Another typical symptom is facial swelling. To minimize swelling, place a piece of ice, wrapped in a cloth, on that area of your face on a schedule of 10-minutes on, followed by 20-minutes off. Repeat as necessary during this first 24-hour period, although some swelling is unavoidable.

What can go wrong?

Most people undergo wisdom teeth extraction without having any complications. The most common complication following treatment is called “dry socket”. Dry socket occurs when a blood clot has failed to form or has been dislodged from the extracted tooth socket. Blood clotting is a required step of healing, and without this, healing will be delayed.

Dry socket typically occurs 3 or 4 days following the extraction and is accompanied by pain that ranges from dull to severe, and a foul mouth odor. Your dentist or oral surgeon will treat the dry socket by placing a medicated dressing in the socket that needs to be replaced every 24 hours until symptoms subside. The most common reason for dry socket developing is that the patient drank fluids through a straw, making a “sucking” motion, or that they drank hot liquid. 

A far more rare event during teeth extraction is paresthesia. When bone needs to be removed to left out an impacted wisdom tooth, there is risk that local nerves may be damaged. The result is a numbness (called a paresthesia) of the tongue, lip or chin that can last a few days, weeks, months or may even be permanent.

Finally, during a difficult session, your dentist may damage the nearby second molar while trying to extract the third molar. Most damage is usually repairable – be sure to check that everything is right.

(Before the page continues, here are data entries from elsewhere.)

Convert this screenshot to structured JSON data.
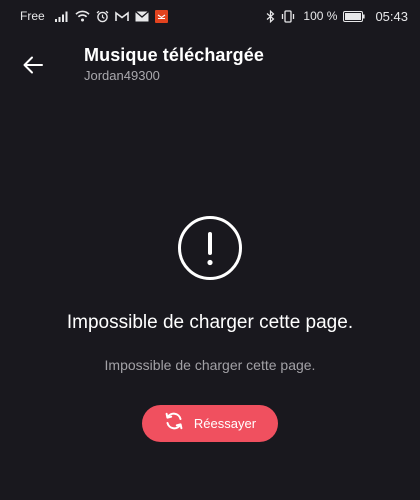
{
  "status_bar": {
    "carrier": "Free",
    "battery": "100 %",
    "time": "05:43",
    "icons": [
      "signal-icon",
      "wifi-icon",
      "alarm-icon",
      "gmail-icon",
      "mail-icon",
      "app-notification-icon",
      "bluetooth-icon",
      "vibrate-icon",
      "battery-icon"
    ]
  },
  "header": {
    "back_icon": "arrow-left-icon",
    "title": "Musique téléchargée",
    "subtitle": "Jordan49300"
  },
  "error": {
    "icon": "exclamation-circle-icon",
    "title": "Impossible de charger cette page.",
    "message": "Impossible de charger cette page.",
    "retry_label": "Réessayer",
    "retry_icon": "refresh-icon"
  },
  "colors": {
    "background": "#19181e",
    "accent": "#f0505f",
    "secondary_text": "#a2a1a6",
    "notification_badge": "#e3431f"
  }
}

As you would expect, the cost of a wisdom tooth extraction correlates with the complexity of the case. If the tooth has come out fully, its extraction costs the same as any other tooth – roughly $100 per tooth.

The cost rises if the tooth is impacted. The cost can range anywhere from $250 to $350 per tooth for a general dentist, and more for a specialist such as an oral surgeon. Certain dental insurance policies cover the cost partially or in its entirety – check with your insurance company.